Like many days, I am fighting to choose the beauty of perspective.   Perspective is a priceless art.   It tells me that if this is the most difficult thing I encounter today, it will still be a pretty good day.

The reality of life is that some days responsibilities are heavy, and difficult situations arise that we have to navigate.   I catch myself thinking, how wonderful to be the child again and have an adult handle all the arduous assignments.   This morning God tenderly reminded me that I am still the child-His child.

As a believer, we never enter strenuous situations alone, and I am not called to figure it all out, just to rest and receive.   Whew is that hard! It seems illogical that rest should be so illusive, but we all know it to be, friends.   Maybe like me, you find resolving much easier than resting.

I am very forgetful to remember that I, like you, have a faithful and loving Father, who goes before and with us.   He enters into those anxious and scary places as the adult, and we like the child if we allow ourselves to abide in his authority.

I am so thankful for the truth in Exodus 33:14 this morning~ The Lord replies, “My presence will go with you, and I will give you rest.”   When I can not just read this, but also reap it, my day becomes so much lighter.   I shrivel to think where I would be without the soul stabilizers of God’s promises.

Whatever is confronting you today, tomorrow or next week, may you find the grace to concede as a child of God and find peace in His assured provisions.

Rest for the Riddled Today

 

Hey you, hey me, the thirsty, the desperate, the depleted, the exhausted…those barriers, wounds and struggles in our lives are not present by accident.   They are there by assignment.   Things that challenge us to our core either create or crush us.   They are available for our gain and God’s glory.   The difference in destroying us or defining us is our resolve to find the meaning and mission in our messes.

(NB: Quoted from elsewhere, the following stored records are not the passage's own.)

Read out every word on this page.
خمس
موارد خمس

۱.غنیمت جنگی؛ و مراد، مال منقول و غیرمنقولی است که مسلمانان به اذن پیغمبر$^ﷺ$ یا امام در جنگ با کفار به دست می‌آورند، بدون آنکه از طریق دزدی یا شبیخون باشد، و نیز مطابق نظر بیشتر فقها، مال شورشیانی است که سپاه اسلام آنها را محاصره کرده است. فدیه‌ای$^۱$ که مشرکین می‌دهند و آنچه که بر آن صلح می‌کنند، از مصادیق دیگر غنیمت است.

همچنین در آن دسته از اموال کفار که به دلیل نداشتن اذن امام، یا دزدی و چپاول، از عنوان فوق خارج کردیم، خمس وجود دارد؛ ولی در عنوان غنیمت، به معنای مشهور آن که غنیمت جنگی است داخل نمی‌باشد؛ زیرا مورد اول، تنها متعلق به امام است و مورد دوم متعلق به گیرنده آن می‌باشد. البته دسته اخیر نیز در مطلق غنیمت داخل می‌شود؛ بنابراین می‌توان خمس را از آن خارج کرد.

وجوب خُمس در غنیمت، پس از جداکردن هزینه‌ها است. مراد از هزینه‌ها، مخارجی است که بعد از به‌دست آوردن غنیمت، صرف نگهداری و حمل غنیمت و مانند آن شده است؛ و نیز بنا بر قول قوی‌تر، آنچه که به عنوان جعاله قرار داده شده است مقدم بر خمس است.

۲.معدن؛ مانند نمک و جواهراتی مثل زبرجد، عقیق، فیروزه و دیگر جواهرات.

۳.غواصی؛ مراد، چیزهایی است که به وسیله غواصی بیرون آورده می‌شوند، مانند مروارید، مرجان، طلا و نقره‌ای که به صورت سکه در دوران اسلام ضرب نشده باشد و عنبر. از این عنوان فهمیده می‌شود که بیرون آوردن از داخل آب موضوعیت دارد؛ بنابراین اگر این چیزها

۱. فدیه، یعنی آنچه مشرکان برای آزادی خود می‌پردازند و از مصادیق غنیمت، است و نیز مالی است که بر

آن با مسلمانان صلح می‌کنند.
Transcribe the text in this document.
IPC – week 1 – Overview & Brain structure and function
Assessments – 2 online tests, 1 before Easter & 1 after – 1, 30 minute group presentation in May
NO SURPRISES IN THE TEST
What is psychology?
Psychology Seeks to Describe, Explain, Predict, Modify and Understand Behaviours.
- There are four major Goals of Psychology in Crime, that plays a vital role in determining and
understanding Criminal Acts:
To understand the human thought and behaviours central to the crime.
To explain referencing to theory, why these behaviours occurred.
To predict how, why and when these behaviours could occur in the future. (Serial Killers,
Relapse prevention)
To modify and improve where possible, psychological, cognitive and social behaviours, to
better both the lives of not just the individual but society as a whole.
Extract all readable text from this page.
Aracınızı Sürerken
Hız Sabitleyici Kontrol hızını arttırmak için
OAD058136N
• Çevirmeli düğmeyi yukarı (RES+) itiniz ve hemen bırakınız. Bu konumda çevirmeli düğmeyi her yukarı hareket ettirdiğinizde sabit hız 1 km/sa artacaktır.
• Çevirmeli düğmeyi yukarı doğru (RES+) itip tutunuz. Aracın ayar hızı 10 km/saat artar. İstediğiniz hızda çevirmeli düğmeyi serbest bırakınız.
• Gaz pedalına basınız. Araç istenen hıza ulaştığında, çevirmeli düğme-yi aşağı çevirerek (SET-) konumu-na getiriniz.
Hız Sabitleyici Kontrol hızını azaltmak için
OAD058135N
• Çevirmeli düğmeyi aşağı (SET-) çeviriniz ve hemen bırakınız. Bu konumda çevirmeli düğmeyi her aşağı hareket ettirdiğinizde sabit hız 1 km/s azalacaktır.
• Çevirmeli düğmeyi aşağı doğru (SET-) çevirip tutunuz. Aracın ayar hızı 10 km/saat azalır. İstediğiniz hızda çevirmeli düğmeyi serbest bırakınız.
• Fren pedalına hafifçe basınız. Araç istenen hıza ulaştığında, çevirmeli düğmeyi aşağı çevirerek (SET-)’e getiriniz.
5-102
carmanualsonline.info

Trials do not always come from God‘s hands, but they come through them.   We can rest in that. He has touched every tragedy and challenge before we endured it.

Our tears are sifted by God before they are shed by us.    He has held them, and He will heal them in His time and according to His purpose.

The new year is sometimes more of the old, the hard and the worn out.   You are not alone.   Let your perspective be colored by God’s purpose, not your pain.   He is working on our behalf.   Believe it, look for it, expect it and never lose hope!   We can give rest to our resolving, riddled souls, because one thing is for sure, relief will come through God’s strength, not our striving.   It will be in His timing not our tweaking. Father, give us all the grace to REST in your sovereign authority today and all days. When we forget, gently turn us away from our struggles and back to your safe shelter.   Amen.